Demikian diungkapkan Kepala BWS Bali-Penida Ketut Jayada di Singaraja Kamis (6/6). Dia mengatakan, kerusakan garis pantai bukan saja di Buleleng, akan tetapi di daerah lain di Bali juga mengalami hal yang sama. Khusus di Buleleng, setiap tahun pihaknya melakukan penanganan kerusakan pantai akibat abrasi.

Tahun ini, BWS menangani abrasi pantai di Desa Tinga Tinga, Kecamatan Gerokgak. Bertahun-tahun pantai ini terabrasi akibat hempasan gelombang pasang. Bahkan, gerusan ombak nyaris menghanyutkan areal Pura Segara Desa Pakraman Tinga Tinga.

Baca juga:  Karena Ini, Pansus Batalkan Pembahasan Ranperda Pelindungan Mata Air

Kerusakan yang terbilang parah dan mengancam kelestarian kawasan pura, BWS memutuskan untuk membangun pengaman pantai dengan konstruksi batu armor. “Kita ketahui di sana abrasinya parah dan pura nyaris hanyut.
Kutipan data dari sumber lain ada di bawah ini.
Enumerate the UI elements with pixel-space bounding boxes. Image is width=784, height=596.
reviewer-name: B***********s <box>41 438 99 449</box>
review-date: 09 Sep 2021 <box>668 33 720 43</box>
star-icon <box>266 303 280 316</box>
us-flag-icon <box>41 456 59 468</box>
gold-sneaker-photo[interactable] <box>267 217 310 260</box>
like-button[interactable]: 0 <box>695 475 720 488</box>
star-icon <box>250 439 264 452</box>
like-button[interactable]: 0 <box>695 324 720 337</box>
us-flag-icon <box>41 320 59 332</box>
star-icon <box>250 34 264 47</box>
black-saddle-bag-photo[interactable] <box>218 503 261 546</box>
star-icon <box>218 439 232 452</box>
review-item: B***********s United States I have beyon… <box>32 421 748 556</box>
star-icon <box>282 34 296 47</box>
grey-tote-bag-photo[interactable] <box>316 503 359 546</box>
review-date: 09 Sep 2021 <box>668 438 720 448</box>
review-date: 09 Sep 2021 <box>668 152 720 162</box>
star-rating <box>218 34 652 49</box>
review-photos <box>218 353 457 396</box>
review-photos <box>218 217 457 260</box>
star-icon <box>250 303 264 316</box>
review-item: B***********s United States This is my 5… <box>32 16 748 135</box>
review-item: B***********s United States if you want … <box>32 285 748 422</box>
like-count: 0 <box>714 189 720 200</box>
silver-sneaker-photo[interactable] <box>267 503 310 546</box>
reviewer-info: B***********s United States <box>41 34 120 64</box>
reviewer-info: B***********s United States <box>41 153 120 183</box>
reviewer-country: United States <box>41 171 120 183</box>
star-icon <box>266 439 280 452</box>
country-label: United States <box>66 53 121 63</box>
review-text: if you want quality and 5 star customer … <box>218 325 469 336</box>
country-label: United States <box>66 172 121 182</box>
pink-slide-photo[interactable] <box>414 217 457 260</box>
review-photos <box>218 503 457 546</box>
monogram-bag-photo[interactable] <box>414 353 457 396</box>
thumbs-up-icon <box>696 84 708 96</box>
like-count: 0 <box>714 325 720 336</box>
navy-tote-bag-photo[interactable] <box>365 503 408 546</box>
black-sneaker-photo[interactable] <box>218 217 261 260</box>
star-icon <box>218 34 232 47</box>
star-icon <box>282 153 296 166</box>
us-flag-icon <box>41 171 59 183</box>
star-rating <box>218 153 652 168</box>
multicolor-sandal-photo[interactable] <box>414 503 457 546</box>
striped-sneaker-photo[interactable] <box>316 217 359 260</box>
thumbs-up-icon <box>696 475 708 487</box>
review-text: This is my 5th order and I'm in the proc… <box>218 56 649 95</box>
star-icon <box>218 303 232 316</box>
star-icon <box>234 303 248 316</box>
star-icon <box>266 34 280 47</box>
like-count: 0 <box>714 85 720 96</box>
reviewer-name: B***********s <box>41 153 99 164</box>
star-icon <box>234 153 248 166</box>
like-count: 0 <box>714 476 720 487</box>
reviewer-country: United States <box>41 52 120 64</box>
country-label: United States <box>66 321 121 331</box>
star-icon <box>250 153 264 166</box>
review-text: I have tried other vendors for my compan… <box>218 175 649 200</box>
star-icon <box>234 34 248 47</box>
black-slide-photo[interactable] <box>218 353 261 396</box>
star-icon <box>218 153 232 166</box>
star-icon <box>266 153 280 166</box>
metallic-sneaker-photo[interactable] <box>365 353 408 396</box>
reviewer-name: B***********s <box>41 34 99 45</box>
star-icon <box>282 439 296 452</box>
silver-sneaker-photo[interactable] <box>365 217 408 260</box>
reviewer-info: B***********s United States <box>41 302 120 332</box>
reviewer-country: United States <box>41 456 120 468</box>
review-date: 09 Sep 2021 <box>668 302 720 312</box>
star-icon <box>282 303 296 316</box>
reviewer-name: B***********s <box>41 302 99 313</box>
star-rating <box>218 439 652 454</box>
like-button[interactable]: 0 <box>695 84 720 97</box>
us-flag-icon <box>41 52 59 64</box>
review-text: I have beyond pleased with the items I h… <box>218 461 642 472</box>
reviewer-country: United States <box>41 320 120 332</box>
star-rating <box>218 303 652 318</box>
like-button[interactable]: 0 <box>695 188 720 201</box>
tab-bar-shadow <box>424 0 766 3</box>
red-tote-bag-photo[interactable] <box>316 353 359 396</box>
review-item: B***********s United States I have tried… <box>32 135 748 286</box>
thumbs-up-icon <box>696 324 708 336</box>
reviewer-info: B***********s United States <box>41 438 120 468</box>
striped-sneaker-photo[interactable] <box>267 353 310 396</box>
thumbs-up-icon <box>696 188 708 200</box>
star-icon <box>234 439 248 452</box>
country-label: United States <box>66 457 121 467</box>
Sekarang kami sedang kerjakan, dan ini harus dimaklumi karena bukan terlambat tapi karena anggaran terbatas jadi penanganan skala prioritas,” katanya.

Selain di Gerokgak, lanjut Jayada, tahun ini BWS juga menangani kerusakan kawasan Pantai Hepi di Desa Tukadmungga, Kecamatan Buleleng. Pantai ini sejak bertahun-tahun juga terabrasi karena tergerus gelombang laut. Penanganan kerusakan pantai di Tukadmungga ini selain dengan konstruksi batu armor, BWS juga melakuan ujicoba konstruksi tiga B (Blok Beton Bertulang-red). Uji coba ini untuk mendapatkan konstruksi yang tepat, sehingga bisa diterapkan dalam penanganan abrasi di lokasi lain. “Kalau dari tahun 1980 berbagai konstruksi kita coba dan seperti di Tukadmungga kita ujicoba konstruksi 3B. Dan konstruksi ini untuk smenetara amro epektif sekali, tapi memang biayanya mahal,” jelasnya.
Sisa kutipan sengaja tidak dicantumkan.